I thought a lot about this song while watching the first half of PEN15 Season 2, Hulu's charmingly perceptive coming-of-age comedy, released on September 18. The protagonists Maya and Anna are not teen idols, and at 13, they are still firmly in girlhood. But as suburban middle-schoolers entering puberty during the peak-Britney era—the show is set in 2000—they understand profoundly what it means to oscillate between burgeoning maturity and childish innocence.
The first season deftly conveyed the messy, painful, exciting and horrifying nuances of adolescence through period-specific devices like AOL Instant Messenger and an ingenious bit of casting: The millennial co-creators (along with Sam Zvibleman) Maya Erskine and Anna Konkle star as versions of their much younger selves alongside actual 13-year-old actors. In Season 2 they've found new ways to burrow the growing pangs and embarrassments even deeper, to cathartic effect.
The show picks up just two days after the events of the Season 1 finale, which included Maya and Anna being felt up by Maya's crush Brandt (Jonah Beres) in the janitor's closet at the fall dance. Brandt admitted he likes Maya, too, but warned her not to tell anyone.
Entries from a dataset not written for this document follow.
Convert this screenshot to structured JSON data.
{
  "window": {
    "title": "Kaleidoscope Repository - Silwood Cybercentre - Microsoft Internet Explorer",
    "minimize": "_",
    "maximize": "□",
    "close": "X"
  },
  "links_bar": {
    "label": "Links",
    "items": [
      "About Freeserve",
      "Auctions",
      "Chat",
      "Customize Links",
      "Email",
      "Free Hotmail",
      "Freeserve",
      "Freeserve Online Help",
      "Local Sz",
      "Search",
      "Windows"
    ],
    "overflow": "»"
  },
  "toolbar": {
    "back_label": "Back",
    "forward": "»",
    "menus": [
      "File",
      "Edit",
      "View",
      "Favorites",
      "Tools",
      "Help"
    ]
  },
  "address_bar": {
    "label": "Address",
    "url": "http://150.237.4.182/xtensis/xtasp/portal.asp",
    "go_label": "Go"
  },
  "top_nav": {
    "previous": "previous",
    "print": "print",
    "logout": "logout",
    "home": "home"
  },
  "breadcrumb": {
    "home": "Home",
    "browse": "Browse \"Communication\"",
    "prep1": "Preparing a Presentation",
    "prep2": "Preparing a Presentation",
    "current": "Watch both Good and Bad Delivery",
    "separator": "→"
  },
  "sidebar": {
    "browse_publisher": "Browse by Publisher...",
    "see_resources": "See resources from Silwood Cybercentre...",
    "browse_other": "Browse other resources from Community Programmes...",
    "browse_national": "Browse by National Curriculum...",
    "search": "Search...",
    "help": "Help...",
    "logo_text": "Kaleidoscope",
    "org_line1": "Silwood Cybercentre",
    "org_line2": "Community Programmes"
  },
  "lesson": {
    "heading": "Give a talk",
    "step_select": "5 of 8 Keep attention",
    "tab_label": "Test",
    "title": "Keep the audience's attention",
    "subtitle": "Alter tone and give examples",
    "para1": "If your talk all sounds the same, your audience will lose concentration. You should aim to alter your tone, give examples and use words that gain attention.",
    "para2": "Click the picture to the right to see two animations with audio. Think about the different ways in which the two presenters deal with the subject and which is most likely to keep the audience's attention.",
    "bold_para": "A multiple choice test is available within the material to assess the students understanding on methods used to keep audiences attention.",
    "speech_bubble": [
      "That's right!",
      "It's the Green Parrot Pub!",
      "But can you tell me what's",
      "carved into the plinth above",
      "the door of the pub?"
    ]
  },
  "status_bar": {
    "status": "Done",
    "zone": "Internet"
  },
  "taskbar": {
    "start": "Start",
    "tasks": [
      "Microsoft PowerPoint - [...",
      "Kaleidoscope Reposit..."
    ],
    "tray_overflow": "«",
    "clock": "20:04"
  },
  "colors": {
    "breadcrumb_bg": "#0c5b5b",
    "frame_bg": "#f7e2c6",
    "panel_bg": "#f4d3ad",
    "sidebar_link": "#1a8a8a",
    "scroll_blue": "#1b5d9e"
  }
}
Of course crushes rarely stay secret for long among loose-lipped tweens, and this is doubly true for any experimenting they do with one another. When Brandt rebuffs Maya at a pool party in the first of the new episodes and insists their closet encounter never happened, a despondent Maya and Anna proceed to go around to each of their classmates and divulge the details to prove that it did. The gossip backfires on the girls; at school, they are slut-shamed and given a nickname based on the dismissive (and false) description Brandt tells his guy friends about what he did with them at the dance.